Less we understand how all this started. And we, 

Who knows where hope springs, who knows 

What tomorrow brings. All we can see is this 

Water and this blood run together unconsecrated 

In this unprecedented flood.

For Ashley, Aswathy, and all those sending food to the unhoused on the long road home

You can tell you’re home because they feed you.
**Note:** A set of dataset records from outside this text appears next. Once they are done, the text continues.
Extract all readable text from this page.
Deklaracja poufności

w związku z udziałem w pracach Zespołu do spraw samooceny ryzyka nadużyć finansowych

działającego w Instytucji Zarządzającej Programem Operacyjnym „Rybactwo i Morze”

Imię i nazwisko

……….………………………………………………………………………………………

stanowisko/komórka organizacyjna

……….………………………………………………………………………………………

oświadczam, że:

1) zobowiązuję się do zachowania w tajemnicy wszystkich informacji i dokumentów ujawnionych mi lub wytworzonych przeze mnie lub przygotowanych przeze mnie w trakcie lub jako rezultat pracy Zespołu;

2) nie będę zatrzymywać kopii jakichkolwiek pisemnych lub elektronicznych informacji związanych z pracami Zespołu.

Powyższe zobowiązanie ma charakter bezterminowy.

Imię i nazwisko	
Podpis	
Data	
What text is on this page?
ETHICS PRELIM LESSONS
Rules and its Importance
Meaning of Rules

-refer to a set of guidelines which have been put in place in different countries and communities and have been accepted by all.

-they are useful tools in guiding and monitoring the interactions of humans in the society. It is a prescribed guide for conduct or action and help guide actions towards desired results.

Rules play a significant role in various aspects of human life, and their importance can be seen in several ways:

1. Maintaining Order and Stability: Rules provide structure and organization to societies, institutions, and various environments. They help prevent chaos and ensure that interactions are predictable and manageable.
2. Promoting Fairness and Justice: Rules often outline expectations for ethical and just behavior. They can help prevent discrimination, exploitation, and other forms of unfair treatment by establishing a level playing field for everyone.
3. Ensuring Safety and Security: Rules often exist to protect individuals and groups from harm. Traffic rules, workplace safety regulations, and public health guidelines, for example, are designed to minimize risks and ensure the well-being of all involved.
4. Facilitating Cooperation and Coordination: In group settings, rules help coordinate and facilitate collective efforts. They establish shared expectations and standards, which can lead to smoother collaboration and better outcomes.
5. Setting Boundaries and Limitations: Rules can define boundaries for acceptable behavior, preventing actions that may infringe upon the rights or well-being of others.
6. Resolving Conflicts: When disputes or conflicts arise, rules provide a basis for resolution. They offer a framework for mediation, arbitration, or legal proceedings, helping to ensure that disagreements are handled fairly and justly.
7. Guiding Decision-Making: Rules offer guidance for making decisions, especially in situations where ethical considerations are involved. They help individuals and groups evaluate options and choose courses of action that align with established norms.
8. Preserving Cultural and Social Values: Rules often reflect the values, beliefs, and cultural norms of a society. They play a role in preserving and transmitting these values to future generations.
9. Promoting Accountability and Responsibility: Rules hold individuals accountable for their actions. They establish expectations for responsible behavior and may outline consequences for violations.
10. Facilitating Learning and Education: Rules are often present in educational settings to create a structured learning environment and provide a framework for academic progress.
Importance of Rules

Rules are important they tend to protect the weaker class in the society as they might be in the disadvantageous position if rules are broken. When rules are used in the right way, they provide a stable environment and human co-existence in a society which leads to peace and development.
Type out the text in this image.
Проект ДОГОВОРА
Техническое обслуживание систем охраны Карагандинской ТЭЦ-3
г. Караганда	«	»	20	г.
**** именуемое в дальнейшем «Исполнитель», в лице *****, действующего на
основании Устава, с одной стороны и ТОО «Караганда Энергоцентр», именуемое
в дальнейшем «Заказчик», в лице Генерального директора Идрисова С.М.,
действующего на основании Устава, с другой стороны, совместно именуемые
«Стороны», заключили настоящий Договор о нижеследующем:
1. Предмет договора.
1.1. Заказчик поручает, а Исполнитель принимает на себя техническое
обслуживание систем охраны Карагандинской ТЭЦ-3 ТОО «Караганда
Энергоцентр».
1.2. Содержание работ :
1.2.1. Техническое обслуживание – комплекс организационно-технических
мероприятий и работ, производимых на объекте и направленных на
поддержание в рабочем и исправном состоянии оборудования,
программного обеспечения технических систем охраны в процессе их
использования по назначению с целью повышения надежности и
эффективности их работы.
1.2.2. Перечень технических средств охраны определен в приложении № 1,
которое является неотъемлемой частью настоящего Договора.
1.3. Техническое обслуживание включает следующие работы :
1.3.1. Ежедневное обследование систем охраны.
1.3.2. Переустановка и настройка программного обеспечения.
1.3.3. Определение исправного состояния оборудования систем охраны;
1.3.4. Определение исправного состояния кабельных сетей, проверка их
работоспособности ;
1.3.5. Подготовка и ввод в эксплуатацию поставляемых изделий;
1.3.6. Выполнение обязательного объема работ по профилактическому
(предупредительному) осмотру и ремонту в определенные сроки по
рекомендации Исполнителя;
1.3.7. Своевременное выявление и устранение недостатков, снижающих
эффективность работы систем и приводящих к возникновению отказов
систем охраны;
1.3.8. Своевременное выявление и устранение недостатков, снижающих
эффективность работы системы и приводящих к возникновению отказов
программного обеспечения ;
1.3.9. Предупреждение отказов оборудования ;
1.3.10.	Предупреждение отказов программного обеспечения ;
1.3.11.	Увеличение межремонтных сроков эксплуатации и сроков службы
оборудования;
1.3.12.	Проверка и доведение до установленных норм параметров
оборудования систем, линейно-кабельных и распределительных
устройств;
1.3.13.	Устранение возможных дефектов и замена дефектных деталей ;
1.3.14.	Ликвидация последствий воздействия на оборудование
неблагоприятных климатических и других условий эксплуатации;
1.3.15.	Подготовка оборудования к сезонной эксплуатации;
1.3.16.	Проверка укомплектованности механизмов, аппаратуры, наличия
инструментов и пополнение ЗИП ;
Bowls and platters filled in love fried and sautéed and

Curried by hand each spice and grain and leaf 

Chosen with care because you’re home and they need you

To know how good it is to have you in the circle

Of their arms, out of harms way. You could say

That this recent splurge of breads and cakes

Exotic recipes, tender meats, and aromatic

Bakes is a circling of arms about ourselves, 

A reaching up into neglected cupboards to

Shake a little love from tins on our shelves.  Such

A strange thing, food. Hastily wrapped

Meals, made by strangers for nameless strangers

Trapped between the leaving and the returning

So many unhoused each one unknown. Such a

Strange thing, food, delivered in packets,  

Hundreds at a time, carrying the promise of home.